Semiconductor component according to clause 4, wherein the thickness of the first insulation layer is from 50 to 100 μm at the corner which is arranged between the upper surface and the side surface of the semiconductor element, and
the thickness of the first insulation layer is from 60 to 120 μm on the upper surface of the semiconductor element.

Clause 6.

A semiconductor device according to clause 1, wherein the connection structure comprises a connection structure using a wire, and
a thickness of the first insulation layer on an upper surface of the semiconductor element is smaller than a diameter of the wire.

Clause 7

The semiconductor device of clause 6, wherein the wire includes a connection portion that is held in contact with the front surface electrode, and
the thickness of the first insulation layer on the top surface of the semiconductor element is smaller than a height of the connection portion (a distance from a front surface of the front surface electrode to an upper surface of the connection portion). That is, the top of the connection portion is exposed from the first insulation layer. The connecting section is crushed with a wedge tool during a bonding process and the height of the connecting section is smaller than the diameter of the wire.

Clause 8.

Semiconductor component according to clause 1, wherein a thickness of the semiconductor layer is 400 microns or less.

Clause 9.

Semiconductor component according to clause 8, wherein a thickness of the semiconductor layer is 150 microns or less.

Clause 10.

The semiconductor device of clause 1, wherein the semiconductor element further comprises a stress-resistant structure that includes an insulation layer that covers an upper surface of the semiconductor layer and surrounds an edge of the front surface electrode, and the first insulation layer covers the voltage-resistant structure.

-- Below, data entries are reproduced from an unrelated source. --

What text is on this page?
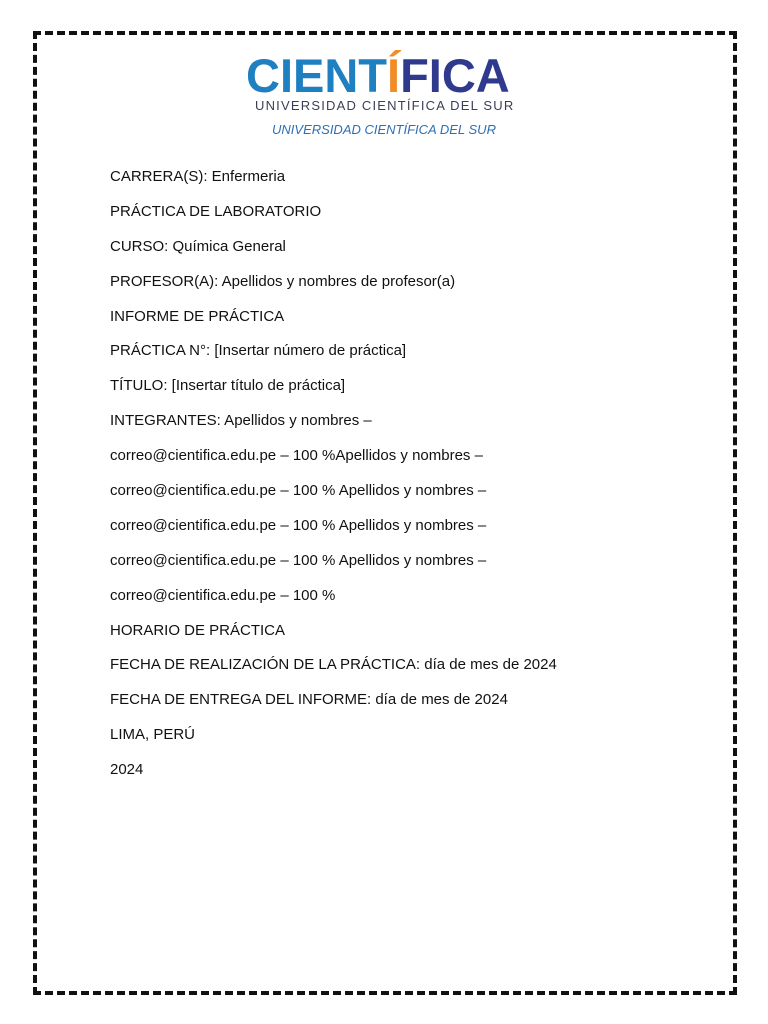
CIENTÍFICA
UNIVERSIDAD CIENTÍFICA DEL SUR
UNIVERSIDAD CIENTÍFICA DEL SUR
CARRERA(S): Enfermeria
PRÁCTICA DE LABORATORIO
CURSO: Química General
PROFESOR(A): Apellidos y nombres de profesor(a)
INFORME DE PRÁCTICA
PRÁCTICA N°: [Insertar número de práctica]
TÍTULO: [Insertar título de práctica]
INTEGRANTES: Apellidos y nombres –
correo@cientifica.edu.pe – 100 %Apellidos y nombres –
correo@cientifica.edu.pe – 100 % Apellidos y nombres –
correo@cientifica.edu.pe – 100 % Apellidos y nombres –
correo@cientifica.edu.pe – 100 % Apellidos y nombres –
correo@cientifica.edu.pe – 100 %
HORARIO DE PRÁCTICA
FECHA DE REALIZACIÓN DE LA PRÁCTICA: día de mes de 2024
FECHA DE ENTREGA DEL INFORME: día de mes de 2024
LIMA, PERÚ
2024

In the stress-resistant structure, an oxide film or a nitride film is formed on the semiconductor layer, and a layer such as e.g. a polyimide layer or a polybenzoxazole layer is formed thereon as the insulation layer.

Clause 11.

Semiconductor component according to clause 1, wherein the first insulation layer contains a synthetic resin which is polyimide or polybenzoxazole.

Clause 12.

Semiconductor component according to clause 11, wherein the first insulation layer contains silicone gel.

Clause 13.

Semiconductor component according to clause 12, wherein the synthetic resin and the silicone gel are evenly distributed in the first insulation layer.

Clause 14.

Semiconductor component according to clause 12 or 13, wherein a proportion by weight of the synthetic resin in the first insulation layer is greater than that of the silicone gel.

Clause 15.

Semiconductor component according to clause 14, the ratio of the proportion by weight of the synthetic resin to the silicone gel in the first insulation layer being from 1.5: 1 to 7.0: 1.

Clause 16.

A semiconductor device according to clause 1, wherein the connection structure comprises a connection structure using a wire and a connection structure using a thin metal plate.

Clause 17.

Semiconductor component according to clause 1, wherein the semiconductor layer is made of a semiconductor material which is mainly composed of silicon carbide.

Clause 18.

Semiconductor component according to clause 17, wherein the semiconductor element comprises a MOSFET or a Schottky barrier diode.

Clause 19.

Semiconductor component according to clause 1, wherein a breakdown voltage of the protective element is 1200 V or more.

Clause 20.

Semiconductor component according to clause 1, wherein the first electrically conductive layer and the second electrically conductive layer are made from a lead frame, and
the second insulation layer includes a resin case that seals the first electrically conductive layer, the second electrically conductive layer, the semiconductor element, and the connection structure.

Clause 21.

Semiconductor component according to clause 1, wherein the first electrically conductive layer and the second electrically conductive layer comprise a metal layer which is arranged on an insulating substrate, and
the second insulation layer includes a resin case that seals the insulating substrate, the first electrically conductive layer, the second electrically conductive layer, the semiconductor element, and the connection structure. The sealing resin contains silicone gel.

Clause 22.

Semiconductor component according to clause 1, wherein the second insulation layer has a front surface which is exposed to outside air (atmosphere).

Clause 23.

• Vorbereiten eines Kunstharzmaterials, das enthält: ein Material, das eine niedrigere Feuchtigkeitsdurchlässigkeit aufweist als ein Material, das die zweite Isolationsschicht bildet, oder eine Vorstufe davon, und ein leichtflüchtiges Lösungsmittel,
• elektrisches Verbinden der Rückflächenelektrode mit der ersten elektrisch leitfähigen Schicht,
• Fallenlassen des Kunstharzmaterials auf eine obere Fläche des Halbleiterelements, um das Halbleiterelement mit dem Kunstharzmaterial abzudecken, und
• Wärmehärten des Kunstharzmaterials, wobei das Halbleiterelement mit dem Kunstharzmaterial abgedeckt ist, um dadurch die erste Isolierschicht zu bilden. Vor dem Schritt des Wärmehärtens des Kunstharzmaterials muss das Kunstharzmaterial nicht die Funktion der ersten Isolationsschicht aufweisen. Es ist lediglich erforderlich, das das Kunstharzmaterial die Funktion der ersten Isolationsschicht aufweist, nachdem es wärmegehärtet wurde. Zum Beispiel wird Polyimid in dem Lösungsmittel im Zustand einer Vorstufe gelöst und es wird durch „Imidisierung“ nach dem Wärmehärten zu Polyimid, um dadurch die Funktion der ersten Isolierschicht aufzuweisen.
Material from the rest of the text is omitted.